University of Cambridge, Cambridge, 15 – 16 July, 2011
The MSIGN11 Satellite Symposium will be held in the Cockcroft Lecture Theatre, New Museums Site, Pembroke Street, Cambridge CB2 3QZ.
The New Museums Site is in the heart of Cambridge. Many of the greatest scientific achievements for which Cambridge is renowned took place here. For one hundred years it was the home to the renowned Cavendish Laboratory where Cockcroft and Walton, under the direction of Rutherford, split the atom, Crick and Watson discovered the structure of DNA and JJ Thomson discovered the electron. Charles Babbage, after whom the most modern lecture theatre is named, devised the earliest calculating machine here.
Lunch and poster sessions will take place in Pembroke College, which is located directly opposite the New Museums Site.

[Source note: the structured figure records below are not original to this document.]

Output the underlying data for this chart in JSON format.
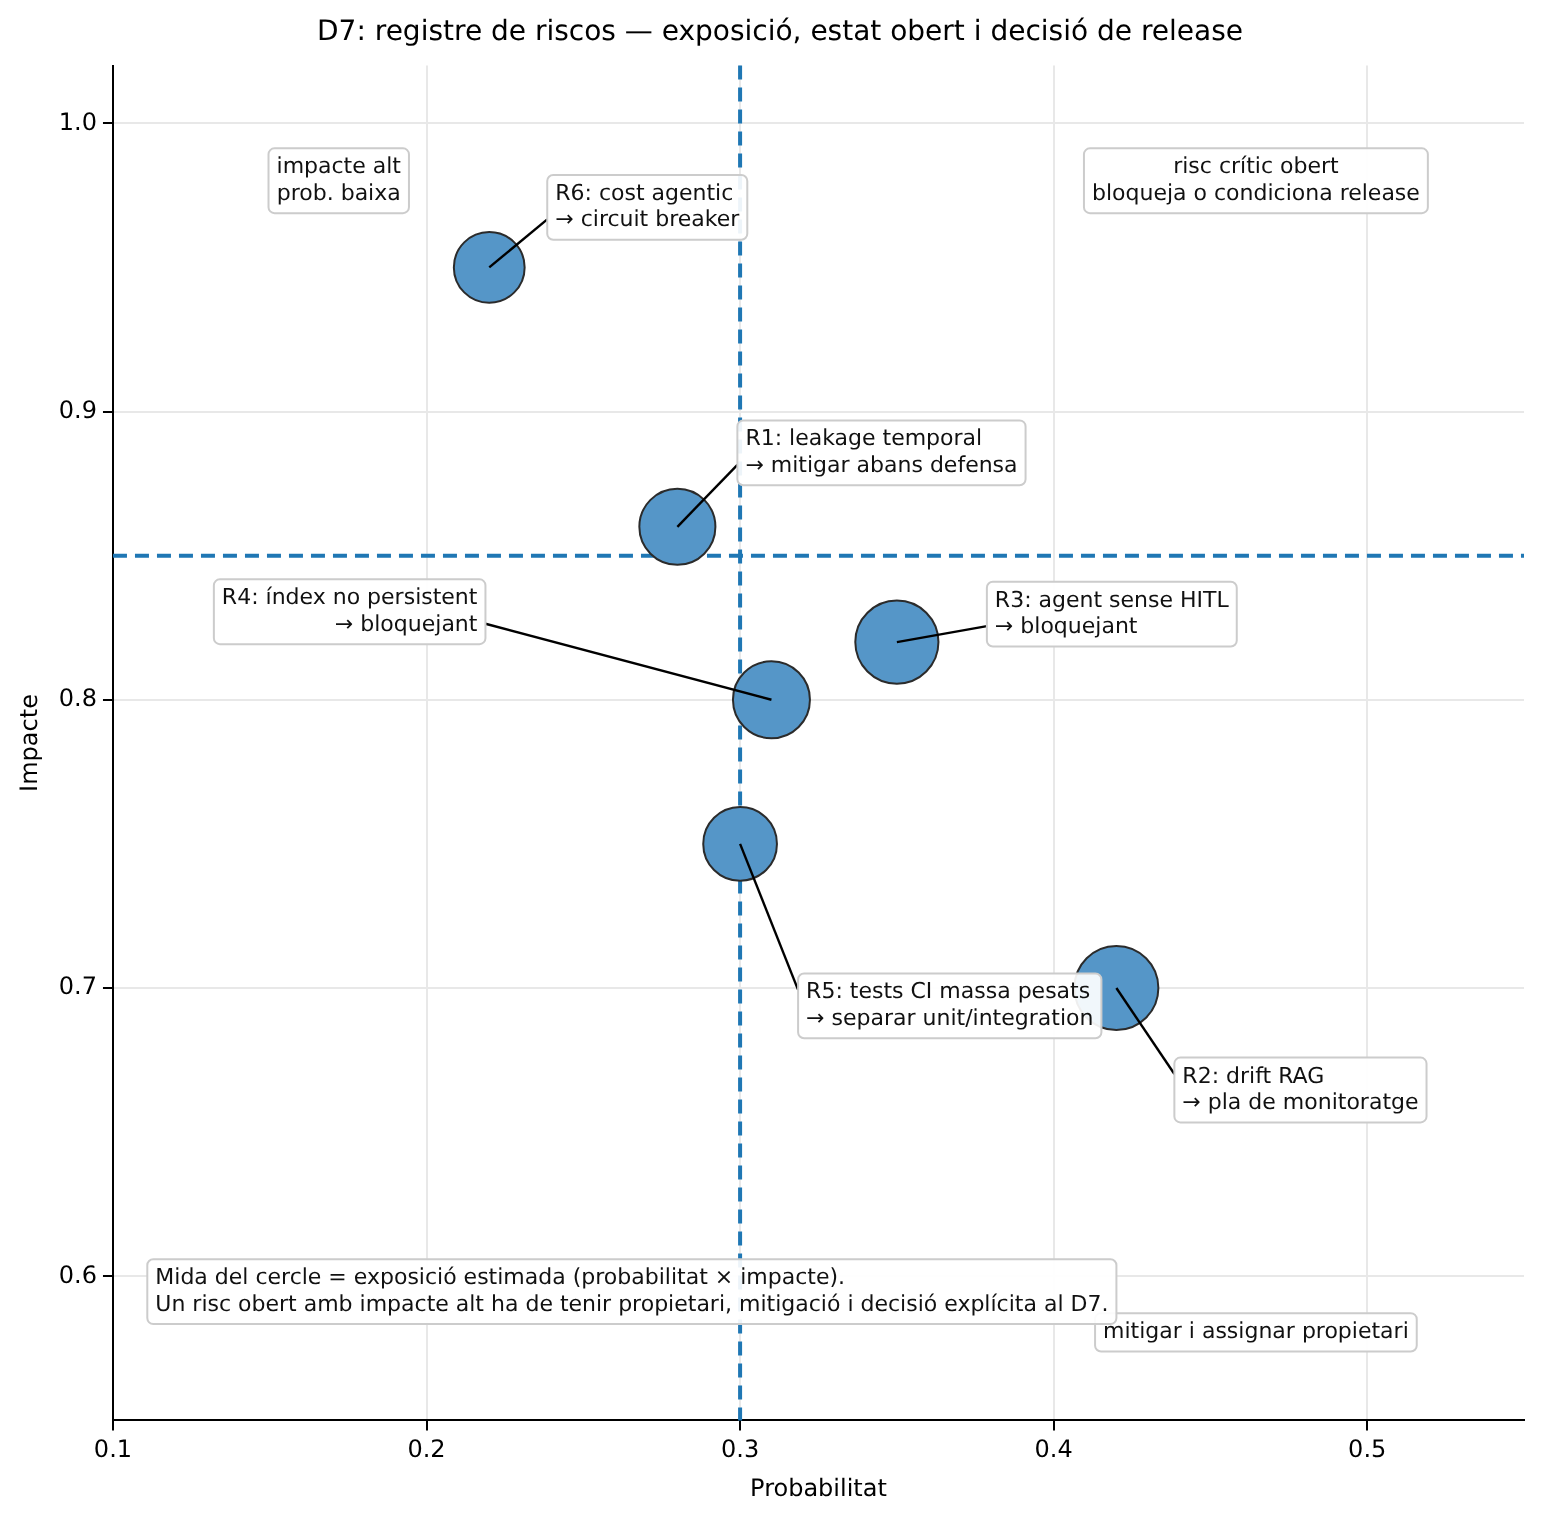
{
  "chart_data": {
    "type": "bubble",
    "title": "D7: registre de riscos — exposició, estat obert i decisió de release",
    "xlabel": "Probabilitat",
    "ylabel": "Impacte",
    "series": [
      {
        "color": "#5596c8",
        "x": [
          0.22,
          0.28,
          0.35,
          0.31,
          0.3,
          0.42
        ],
        "values": [
          0.95,
          0.86,
          0.82,
          0.8,
          0.75,
          0.7
        ],
        "sizes": [
          0.71,
          0.82,
          0.98,
          0.84,
          0.77,
          1.0
        ]
      }
    ],
    "xlim": [
      0.1,
      0.55
    ],
    "xticks": [
      0.1,
      0.2,
      0.3,
      0.4,
      0.5
    ],
    "ylim": [
      0.55,
      1.02
    ],
    "yticks": [
      0.6,
      0.7,
      0.8,
      0.9,
      {
        "value": 1,
        "label": "1.0"
      }
    ],
    "grid": true,
    "legend": false,
    "marker": "circle",
    "ref_lines": [
      {
        "axis": "x",
        "value": 0.3,
        "color": "#1f77b4",
        "line_style": "dashed"
      },
      {
        "axis": "y",
        "value": 0.85,
        "color": "#1f77b4",
        "line_style": "dashed"
      }
    ],
    "annotations": [
      "impacte alt\nprob. baixa",
      "risc crític obert\nbloqueja o condiciona release",
      "mitigar i assignar propietari",
      "Mida del cercle = exposició estimada (probabilitat × impacte).\nUn risc obert amb impacte alt ha de tenir propietari, mitigació i decisió explícita al D7.",
      {
        "text": "R6: cost agentic\n→ circuit breaker",
        "x": 0.22,
        "y": 0.95
      },
      {
        "text": "R1: leakage temporal\n→ mitigar abans defensa",
        "x": 0.28,
        "y": 0.86
      },
      {
        "text": "R3: agent sense HITL\n→ bloquejant",
        "x": 0.35,
        "y": 0.82
      },
      {
        "text": "R4: índex no persistent\n→ bloquejant",
        "x": 0.31,
        "y": 0.8
      },
      {
        "text": "R5: tests CI massa pesats\n→ separar unit/integration",
        "x": 0.3,
        "y": 0.75
      },
      {
        "text": "R2: drift RAG\n→ pla de monitoratge",
        "x": 0.42,
        "y": 0.7
      }
    ]
  }
}
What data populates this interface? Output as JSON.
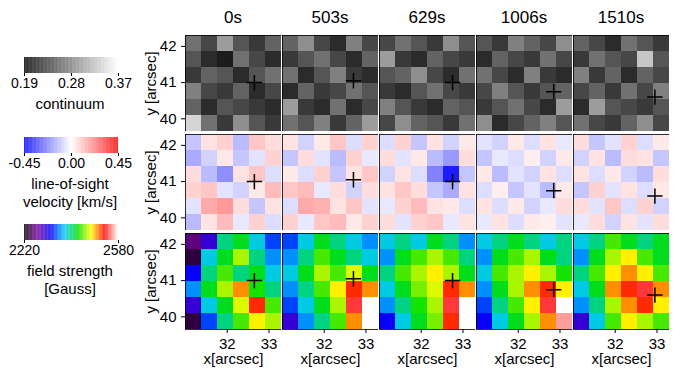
{
  "chart_data": {
    "type": "heatmap",
    "x_label": "x[arcsec]",
    "y_label": "y [arcsec]",
    "xlim": [
      31.0,
      33.3
    ],
    "ylim": [
      39.65,
      42.3
    ],
    "xticks": [
      32,
      33
    ],
    "yticks": [
      40,
      41,
      42
    ],
    "times": [
      "0s",
      "503s",
      "629s",
      "1006s",
      "1510s"
    ],
    "marker": "plus",
    "marker_x": [
      32.65,
      32.7,
      32.75,
      32.85,
      32.95
    ],
    "marker_y": [
      41.0,
      41.05,
      41.0,
      40.75,
      40.6
    ],
    "quantities": [
      {
        "label": [
          "continuum"
        ],
        "colors": [
          "#000000",
          "#ffffff"
        ],
        "color_range": [
          0.19,
          0.37
        ],
        "color_ticks": [
          0.19,
          0.28,
          0.37
        ],
        "cells": [
          [
            [
              0.27,
              0.24,
              0.3,
              0.25,
              0.23,
              0.26
            ],
            [
              0.25,
              0.22,
              0.21,
              0.27,
              0.24,
              0.22
            ],
            [
              0.23,
              0.26,
              0.25,
              0.22,
              0.25,
              0.27
            ],
            [
              0.28,
              0.24,
              0.23,
              0.26,
              0.22,
              0.24
            ],
            [
              0.26,
              0.22,
              0.25,
              0.24,
              0.23,
              0.22
            ],
            [
              0.34,
              0.27,
              0.23,
              0.29,
              0.25,
              0.23
            ]
          ],
          [
            [
              0.26,
              0.29,
              0.24,
              0.22,
              0.28,
              0.24
            ],
            [
              0.23,
              0.25,
              0.27,
              0.24,
              0.22,
              0.26
            ],
            [
              0.27,
              0.22,
              0.25,
              0.28,
              0.23,
              0.22
            ],
            [
              0.22,
              0.26,
              0.23,
              0.24,
              0.27,
              0.25
            ],
            [
              0.3,
              0.23,
              0.22,
              0.27,
              0.22,
              0.24
            ],
            [
              0.27,
              0.25,
              0.28,
              0.23,
              0.26,
              0.3
            ]
          ],
          [
            [
              0.24,
              0.27,
              0.25,
              0.23,
              0.29,
              0.25
            ],
            [
              0.3,
              0.23,
              0.22,
              0.26,
              0.24,
              0.23
            ],
            [
              0.25,
              0.26,
              0.29,
              0.24,
              0.22,
              0.27
            ],
            [
              0.23,
              0.22,
              0.25,
              0.27,
              0.24,
              0.23
            ],
            [
              0.28,
              0.25,
              0.23,
              0.22,
              0.26,
              0.25
            ],
            [
              0.24,
              0.29,
              0.26,
              0.25,
              0.23,
              0.27
            ]
          ],
          [
            [
              0.25,
              0.23,
              0.28,
              0.26,
              0.24,
              0.29
            ],
            [
              0.22,
              0.26,
              0.24,
              0.23,
              0.27,
              0.24
            ],
            [
              0.27,
              0.24,
              0.22,
              0.28,
              0.23,
              0.22
            ],
            [
              0.24,
              0.28,
              0.25,
              0.23,
              0.25,
              0.26
            ],
            [
              0.23,
              0.25,
              0.27,
              0.24,
              0.22,
              0.3
            ],
            [
              0.29,
              0.22,
              0.24,
              0.26,
              0.28,
              0.25
            ]
          ],
          [
            [
              0.26,
              0.24,
              0.22,
              0.27,
              0.25,
              0.23
            ],
            [
              0.23,
              0.27,
              0.25,
              0.24,
              0.33,
              0.25
            ],
            [
              0.28,
              0.23,
              0.26,
              0.22,
              0.26,
              0.24
            ],
            [
              0.24,
              0.26,
              0.23,
              0.27,
              0.24,
              0.28
            ],
            [
              0.22,
              0.3,
              0.25,
              0.24,
              0.23,
              0.25
            ],
            [
              0.27,
              0.24,
              0.23,
              0.26,
              0.29,
              0.24
            ]
          ]
        ]
      },
      {
        "label": [
          "line-of-sight",
          "velocity [km/s]"
        ],
        "colors": [
          "#0000ff",
          "#ffffff",
          "#ff0000"
        ],
        "color_range": [
          -0.45,
          0.45
        ],
        "color_ticks": [
          -0.45,
          {
            "value": 0,
            "label": "0.00"
          },
          0.45
        ],
        "cells": [
          [
            [
              -0.1,
              0.05,
              0.08,
              -0.12,
              0.1,
              0.06
            ],
            [
              -0.15,
              -0.08,
              0.04,
              -0.1,
              -0.05,
              0.08
            ],
            [
              0.06,
              -0.12,
              -0.2,
              0.05,
              0.1,
              -0.06
            ],
            [
              0.08,
              0.1,
              -0.05,
              -0.08,
              0.04,
              0.12
            ],
            [
              -0.05,
              0.15,
              0.18,
              0.06,
              -0.1,
              0.05
            ],
            [
              -0.12,
              0.05,
              0.12,
              -0.04,
              0.08,
              -0.06
            ]
          ],
          [
            [
              0.05,
              -0.08,
              0.04,
              0.1,
              -0.06,
              0.08
            ],
            [
              -0.1,
              0.06,
              -0.05,
              -0.12,
              0.08,
              -0.04
            ],
            [
              0.04,
              -0.06,
              0.08,
              -0.1,
              0.05,
              0.1
            ],
            [
              0.1,
              0.12,
              -0.04,
              0.06,
              -0.08,
              0.06
            ],
            [
              -0.06,
              0.15,
              0.14,
              0.05,
              0.1,
              -0.05
            ],
            [
              0.08,
              -0.04,
              0.1,
              0.12,
              0.04,
              0.08
            ]
          ],
          [
            [
              -0.06,
              0.08,
              -0.1,
              0.05,
              -0.08,
              0.04
            ],
            [
              0.06,
              -0.05,
              0.04,
              -0.12,
              -0.18,
              0.06
            ],
            [
              -0.08,
              0.05,
              -0.06,
              -0.22,
              -0.4,
              -0.1
            ],
            [
              0.05,
              0.1,
              0.06,
              -0.1,
              -0.15,
              0.05
            ],
            [
              -0.04,
              0.08,
              0.12,
              0.05,
              0.04,
              -0.06
            ],
            [
              0.06,
              -0.05,
              0.08,
              0.1,
              -0.04,
              0.05
            ]
          ],
          [
            [
              -0.05,
              -0.08,
              0.04,
              -0.06,
              0.05,
              -0.04
            ],
            [
              -0.1,
              -0.04,
              -0.06,
              0.03,
              -0.08,
              0.04
            ],
            [
              0.04,
              -0.12,
              -0.05,
              -0.08,
              0.05,
              -0.06
            ],
            [
              -0.06,
              0.03,
              -0.1,
              -0.05,
              -0.12,
              0.04
            ],
            [
              0.05,
              -0.06,
              0.04,
              -0.08,
              -0.04,
              0.06
            ],
            [
              -0.04,
              0.05,
              -0.06,
              0.04,
              0.03,
              -0.05
            ]
          ],
          [
            [
              0.06,
              -0.1,
              -0.05,
              0.08,
              -0.06,
              0.04
            ],
            [
              -0.08,
              0.05,
              -0.12,
              0.06,
              0.05,
              -0.1
            ],
            [
              0.05,
              -0.06,
              0.04,
              -0.08,
              -0.12,
              0.06
            ],
            [
              -0.1,
              0.08,
              -0.05,
              0.05,
              -0.06,
              0.04
            ],
            [
              0.06,
              -0.05,
              0.1,
              -0.06,
              0.08,
              -0.08
            ],
            [
              -0.04,
              0.06,
              -0.08,
              0.05,
              -0.05,
              0.06
            ]
          ]
        ]
      },
      {
        "label": [
          "field strength",
          "[Gauss]"
        ],
        "colors": [
          "#000000",
          "#7a00a0",
          "#0000ff",
          "#00c8ff",
          "#00e000",
          "#ffff00",
          "#ff0000",
          "#ffffff"
        ],
        "color_range": [
          2220,
          2580
        ],
        "color_ticks": [
          2220,
          2580
        ],
        "cells": [
          [
            [
              2260,
              2300,
              2400,
              2420,
              2380,
              2340
            ],
            [
              2240,
              2380,
              2420,
              2460,
              2400,
              2360
            ],
            [
              2320,
              2400,
              2440,
              2400,
              2420,
              2380
            ],
            [
              2360,
              2420,
              2460,
              2500,
              2430,
              2400
            ],
            [
              2300,
              2380,
              2420,
              2470,
              2520,
              2440
            ],
            [
              2240,
              2340,
              2400,
              2440,
              2480,
              2460
            ]
          ],
          [
            [
              2340,
              2380,
              2420,
              2400,
              2380,
              2360
            ],
            [
              2360,
              2400,
              2440,
              2420,
              2400,
              2380
            ],
            [
              2380,
              2420,
              2460,
              2440,
              2470,
              2420
            ],
            [
              2360,
              2400,
              2440,
              2480,
              2520,
              2500
            ],
            [
              2340,
              2380,
              2420,
              2460,
              2540,
              2580
            ],
            [
              2300,
              2360,
              2400,
              2440,
              2500,
              2580
            ]
          ],
          [
            [
              2380,
              2400,
              2380,
              2420,
              2400,
              2360
            ],
            [
              2360,
              2420,
              2440,
              2460,
              2440,
              2400
            ],
            [
              2400,
              2440,
              2460,
              2480,
              2460,
              2420
            ],
            [
              2380,
              2420,
              2450,
              2470,
              2520,
              2500
            ],
            [
              2360,
              2400,
              2430,
              2460,
              2540,
              2580
            ],
            [
              2320,
              2380,
              2420,
              2450,
              2520,
              2580
            ]
          ],
          [
            [
              2380,
              2400,
              2420,
              2400,
              2380,
              2400
            ],
            [
              2360,
              2420,
              2440,
              2460,
              2420,
              2400
            ],
            [
              2380,
              2440,
              2460,
              2480,
              2460,
              2430
            ],
            [
              2360,
              2420,
              2460,
              2500,
              2520,
              2480
            ],
            [
              2340,
              2400,
              2440,
              2480,
              2540,
              2580
            ],
            [
              2320,
              2380,
              2420,
              2460,
              2500,
              2560
            ]
          ],
          [
            [
              2380,
              2400,
              2440,
              2420,
              2400,
              2420
            ],
            [
              2360,
              2420,
              2460,
              2480,
              2440,
              2420
            ],
            [
              2400,
              2440,
              2480,
              2500,
              2480,
              2440
            ],
            [
              2380,
              2420,
              2500,
              2520,
              2540,
              2500
            ],
            [
              2360,
              2400,
              2460,
              2500,
              2520,
              2480
            ],
            [
              2300,
              2380,
              2440,
              2480,
              2460,
              2440
            ]
          ]
        ]
      }
    ]
  }
}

Located in the heart of Cambridge, Pembroke College is the third oldest college in the University of Cambridge. It was founded in 1347 by Mary de St Pol, daughter of Guy de Chatillon and the widow of Aymer de Valence, Earl of Pembroke. It has approximately 70 fellows, 430 undergraduates and 190 graduate students. Pembroke was the first college to have its own chapel that became a library once Wren's Chapel came into use in 1660s. The actual college library, designed by Alfred Waterhouse in 1870s, is one of the finest in the university, with a Victorian neo-gothic clock tower, is endowed with an original copy of the first encyclopaedia to contain printed diagrams.
The entrance to Pembroke College is located on Tennis Court Road, less than 100 m distance from the New Museums Site.